Pertanto, anche in quella circostanza, pur desideroso di andarsene al più presto, si avvicinò al frigorifero in cucina e tirò verso di se lo sportello.
Il macabro spettacolo che si offrì ai suoi occhi avrebbe mozzato il fiato a chiunque, figurarsi ad uno come lui, che delle immagini sfavillanti grondanti affetto, dolcezza, gioia e serenità aveva fatto il suo marchio di fabbrica.
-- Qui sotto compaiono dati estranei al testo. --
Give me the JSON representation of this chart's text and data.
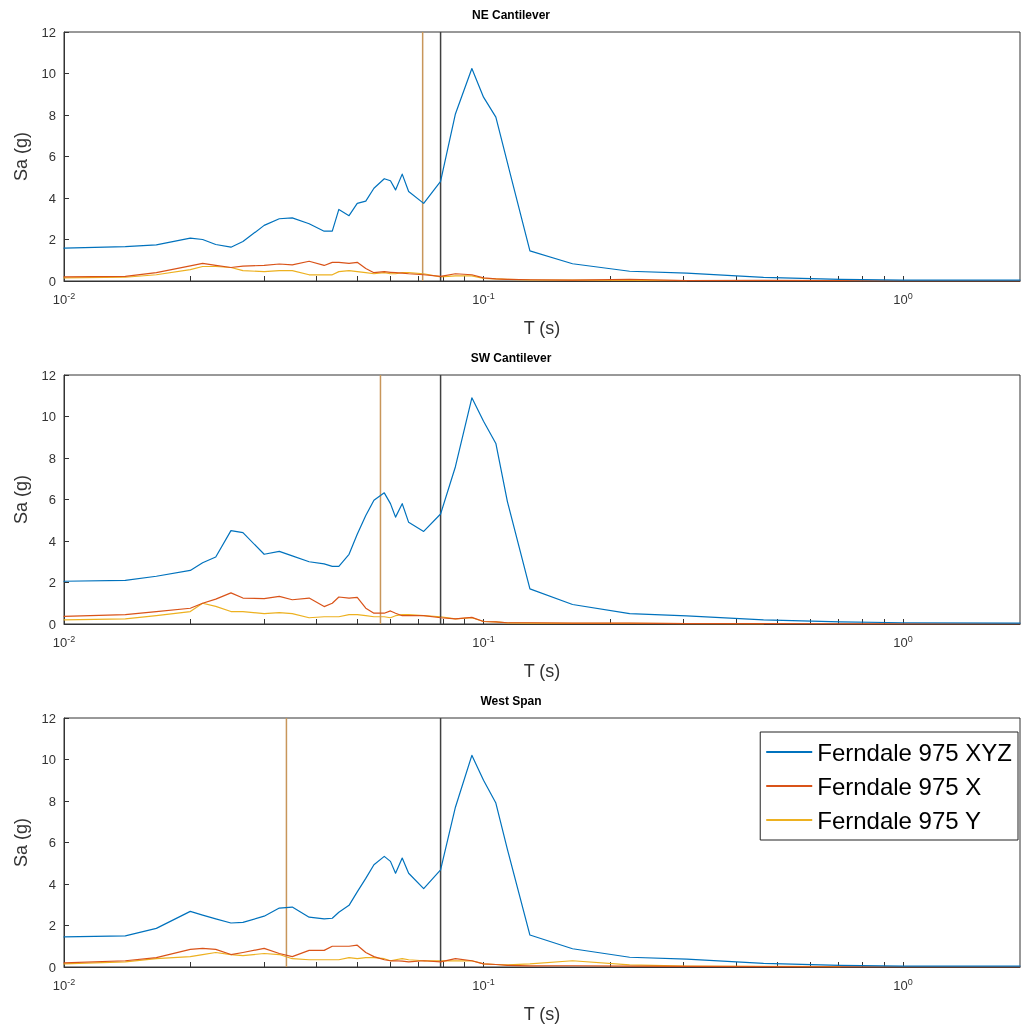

Nove barattoli di varia grandezza contenenti altrettante teste.
Tutte con gli occhi sbarrati a fissarlo.
Prima che potesse allontanarsi sentì qualcosa sfiorargli il collo, qualcosa di sottile, come un filo interdentale…
Provò a liberarsene.
Ma era troppo tardi. Con la stessa facilità con cui una decorazione magnetica si separa dalla superficie metallica alla quale è attaccata, la testa di Santa Claus lasciò il resto del corpo.
Gli occhi aperti.
Spalancati a fissare la sagoma di una De-Lorean che si allontana volando sotto un cielo macchiato di stelle.